Bentley G A, Cullen L K, Reynoldson J A, Widdop R E
Br J Pharmacol. 1986 May;88(1):161-71. doi: 10.1111/j.1476-5381.1986.tb09483.x.
Experiments were undertaken to investigate a possible action of clonidine on venous haemodynamics, using cats and dogs with autoperfused hindquarters. This provided an arterial input to the region independent of cardiac output. Venous capacitance in the hindquarters was indicated by blood flow in the abdominal vena cava, as measured by an electromagnetic flow probe around this vessel. It was found that in both cats and dogs, clonidine given intravenously (5 micrograms kg-1 i.v.) or into the cisterna magna (1 microgram kg-1 i.c.m.) reduced mean arterial pressure and heart rate, but did not decrease hindquarter perfusion pressure. With the exception of dogs given i.v. clonidine, this drug caused a decrease in inferior vena cava (IVC) blood flow and this closely paralleled the hypotensive effect. However, when clonidine was given i.v. to dogs, the decrease in IVC blood flow preceded the hypotension. At the doses used, the reduction in IVC blood flow was larger following i.v. than i.c.m. clonidine in both species, and in all cases, it remained below control levels for at least 30 min, in spite of the constant arterial input to the region. In cats, dose-response curves were constructed to noradrenaline and adrenaline given into the perfusion circuit (i.a.) before and after clonidine. Following i.v. and i.c.m. clonidine, there was a selective depression of the venoconstrictor actions of the catecholamines, but no change in the arterial pressor action. Radiographic and latex studies in the dog and cat respectively were performed in order to visualize collateral blood flow that could account for the persistent decreases in IVC blood flow. In both species, intraspinal collateral flows were demonstrated which returned blood to the heart after ligation of the inferior vena cava below the renal veins. However, it was not possible to demonstrate radiographically any changes produced by clonidine in the collateral flow because of technical difficulties. These results suggest that clonidine causes a selective reduction in sympathetic tone to the veins that is mediated at least partly by a central action, as well as an expansion of the collateral venous routes. This, together with the selective impairment of venoconstrictor responses to both noradrenaline and adrenaline, may account for the decrease in cardiac output that is most often reported following clonidine.
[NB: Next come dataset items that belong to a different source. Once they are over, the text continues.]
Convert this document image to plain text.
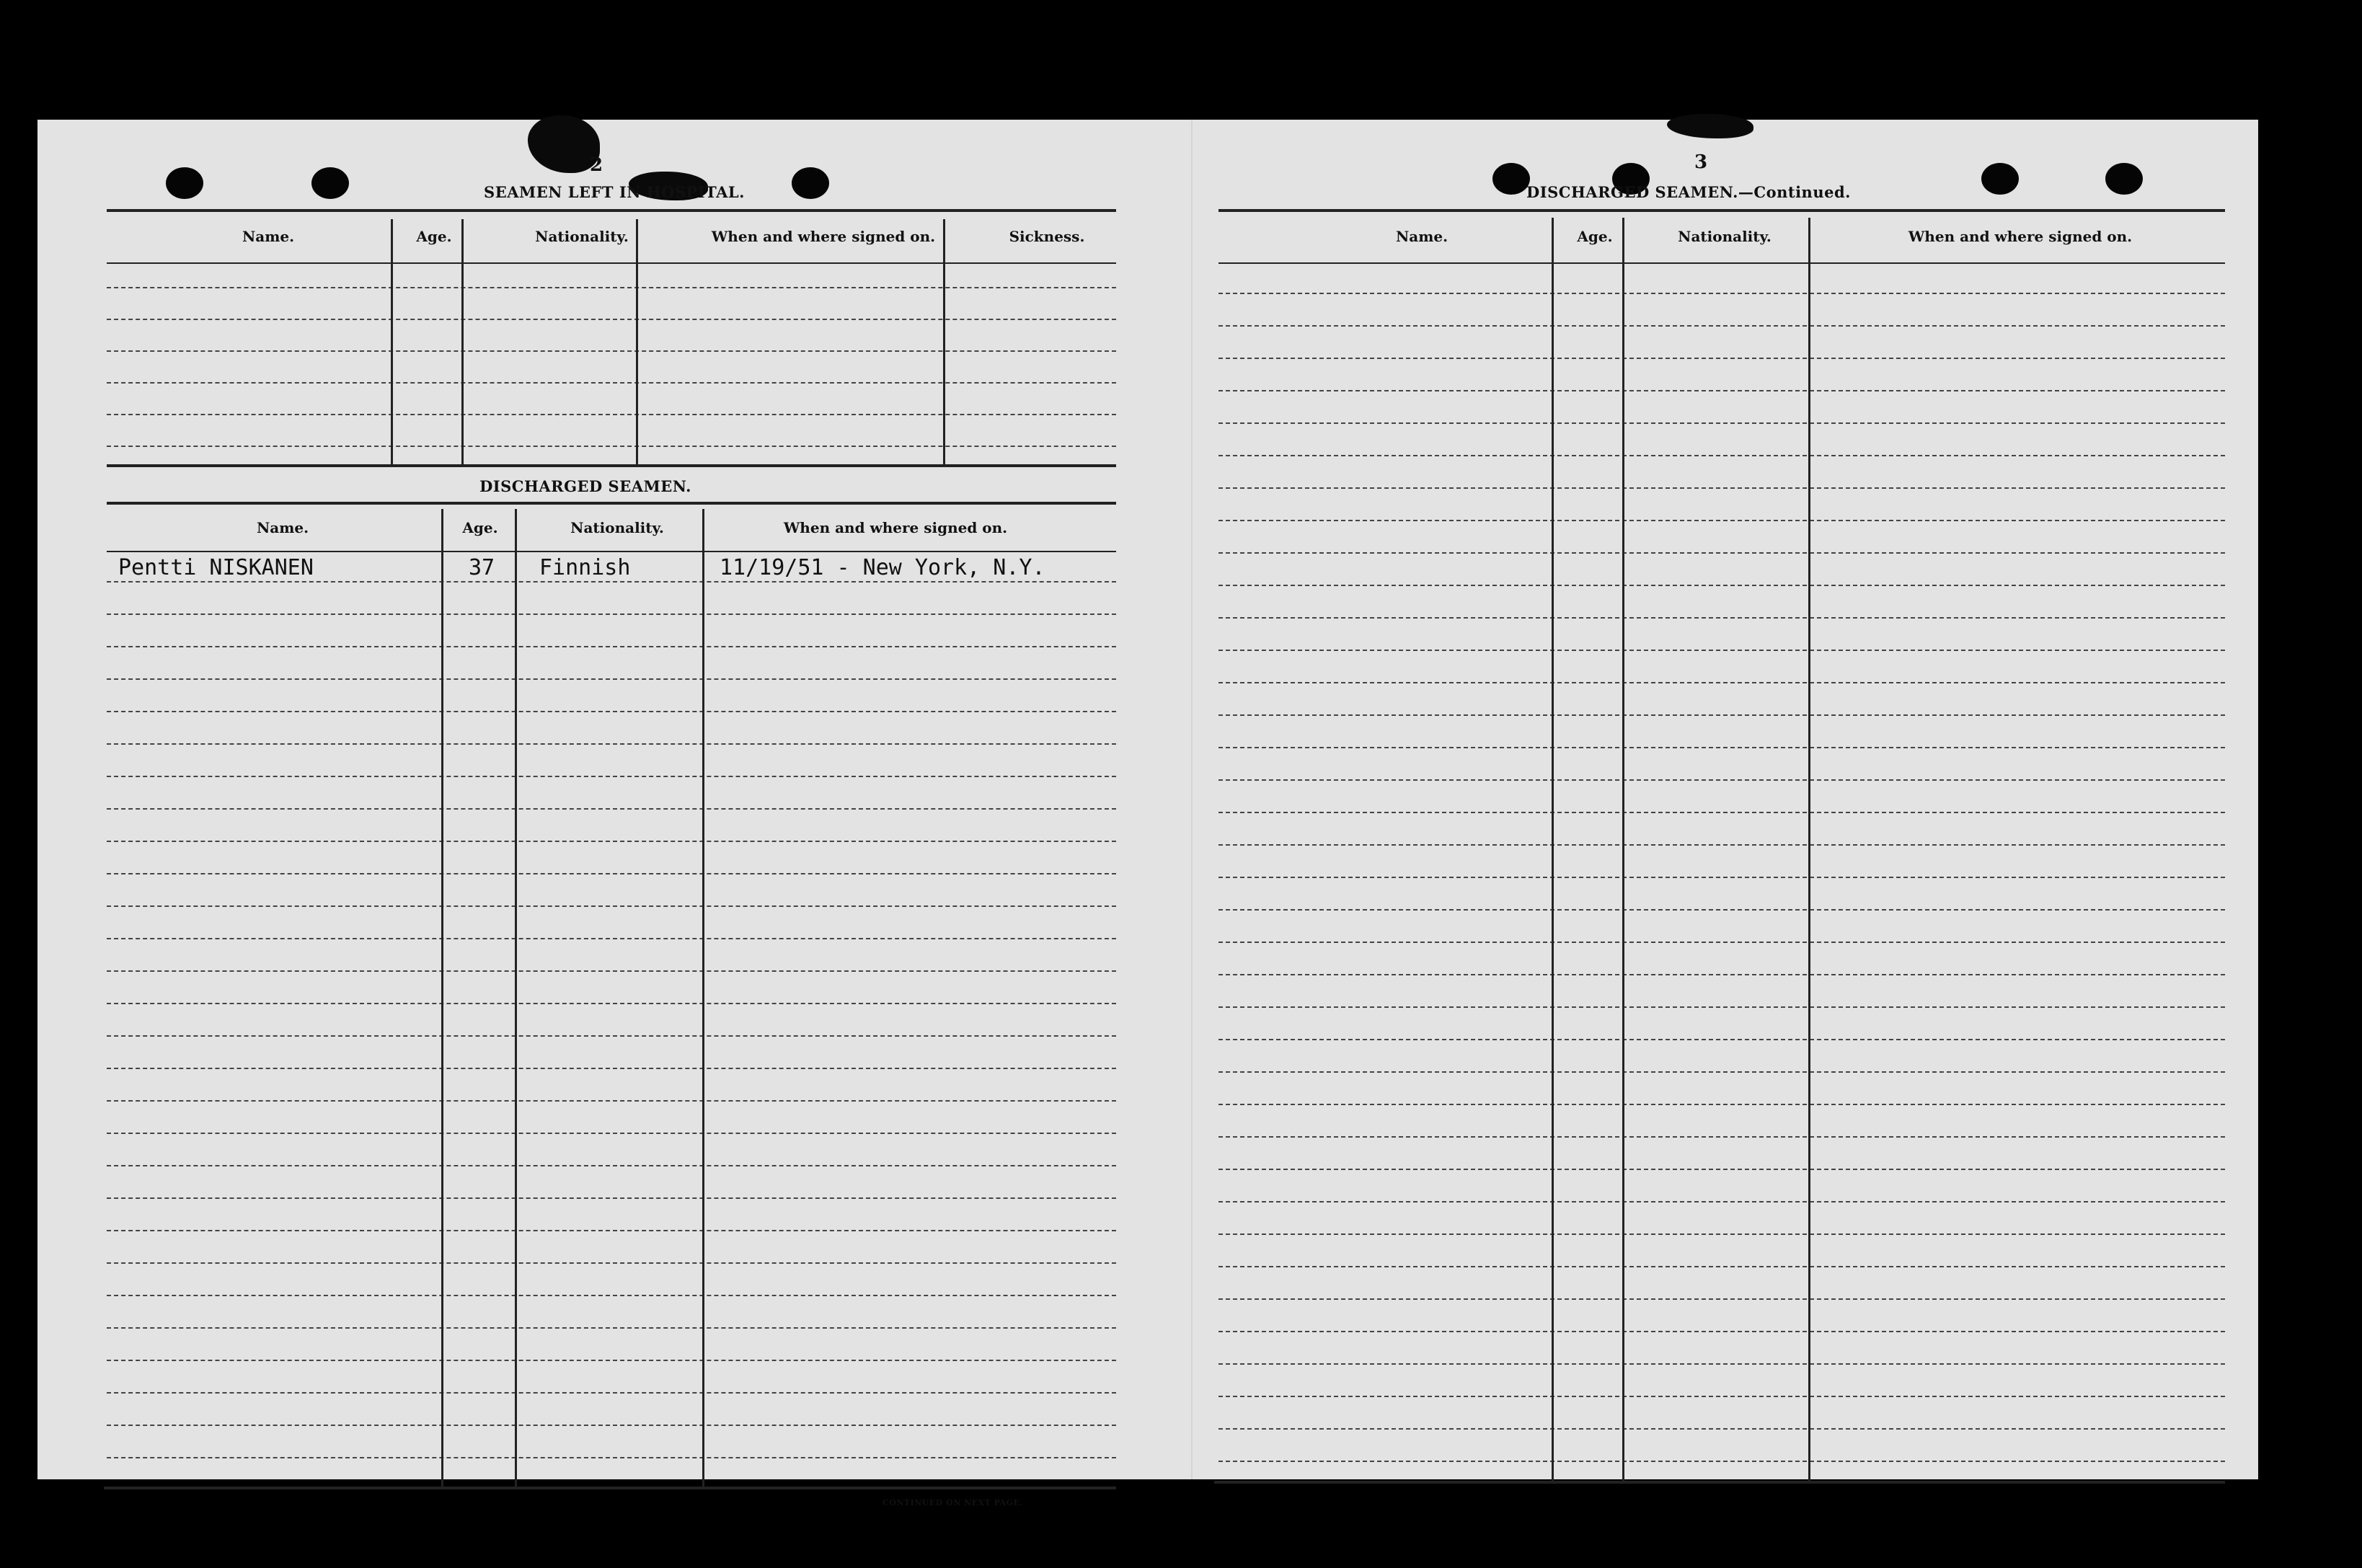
2
SEAMEN LEFT IN HOSPITAL.
Name.	Age.	Nationality.	When and where signed on.	Sickness.
DISCHARGED SEAMEN.
Name.	Age.	Nationality.	When and where signed on.
Pentti NISKANEN	37 Finnish	11/19/51 - New York, N.Y.
CONTINUED ON NEXT PAGE.
3
DISCHARGED SEAMEN.—Continued.
Name.	Age.	Nationality.	When and where signed on.
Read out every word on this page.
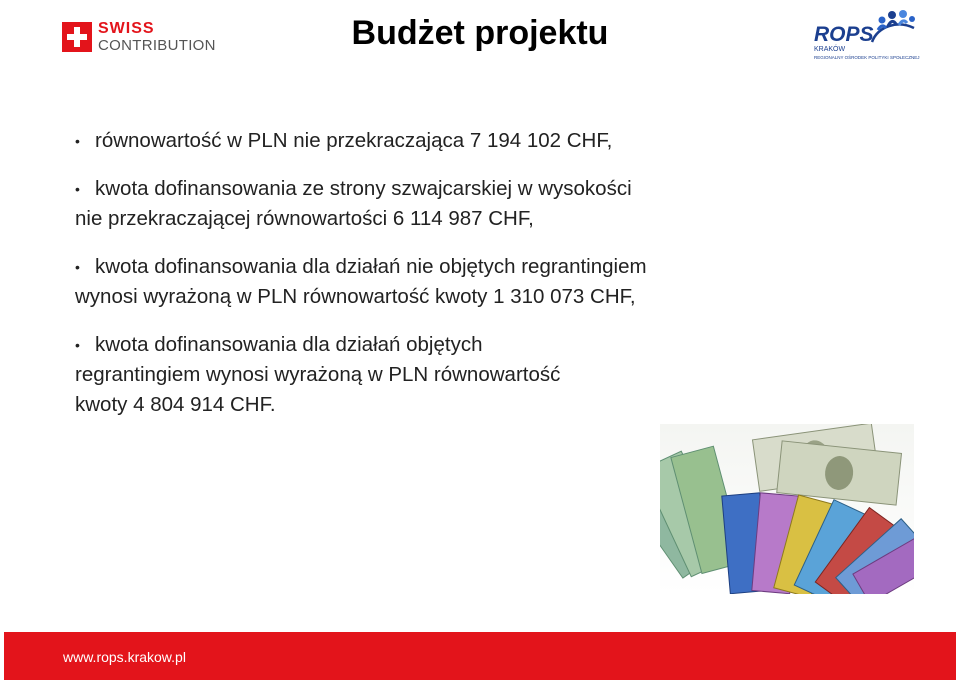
SWISS
CONTRIBUTION	Budżet projektu	ROPS
KRAKÓW
REGIONALNY OŚRODEK POLITYKI SPOŁECZNEJ
• równowartość w PLN nie przekraczająca 7 194 102 CHF,
• kwota dofinansowania ze strony szwajcarskiej w wysokości
nie przekraczającej równowartości 6 114 987 CHF,
• kwota dofinansowania dla działań nie objętych regrantingiem
wynosi wyrażoną w PLN równowartość kwoty 1 310 073 CHF,
• kwota dofinansowania dla działań objętych
regrantingiem wynosi wyrażoną w PLN równowartość
kwoty 4 804 914 CHF.
www.rops.krakow.pl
采用后肢自身灌注的猫和狗进行实验,以研究可乐定对静脉血流动力学的可能作用。这为该区域提供了独立于心输出量的动脉输入。通过围绕腹静脉的电磁血流探头测量腹静脉血流来指示后肢的静脉容量。结果发现,在猫和狗中,静脉注射(5微克/千克体重静脉注射)或注入小脑延髓池(1微克/千克体重脑池内注射)可乐定均可降低平均动脉压和心率,但不降低后肢灌注压。除静脉注射可乐定的狗外,该药物导致下腔静脉(IVC)血流减少,且这与降压作用密切平行。然而,当给狗静脉注射可乐定时,IVC血流减少先于低血压出现。在所使用的剂量下,两种动物静脉注射可乐定后IVC血流的减少幅度均大于脑池内注射,并且在所有情况下,尽管该区域的动脉输入恒定,IVC血流至少在30分钟内仍低于对照水平。在猫中,在注射可乐定前后,分别构建了向灌注回路(动脉内)注射去甲肾上腺素和肾上腺素的剂量-反应曲线。静脉注射和脑池内注射可乐定后,儿茶酚胺的静脉收缩作用出现选择性抑制,但动脉升压作用无变化。分别对狗和猫进行了放射学和乳胶研究,以观察可能解释IVC血流持续减少的侧支血流情况。在两种动物中,均证实了脊髓内的侧支血流,即在肾静脉下方结扎下腔静脉后,血液回流至心脏。然而,由于技术困难,无法通过放射学方法显示可乐定对侧支血流产生的任何变化。这些结果表明,可乐定可导致对静脉的交感神经张力选择性降低,这至少部分是由中枢作用介导的,同时侧支静脉途径也有所扩张。这与对去甲肾上腺素和肾上腺素的静脉收缩反应的选择性损害一起,可能解释了可乐定给药后最常报道的心输出量减少。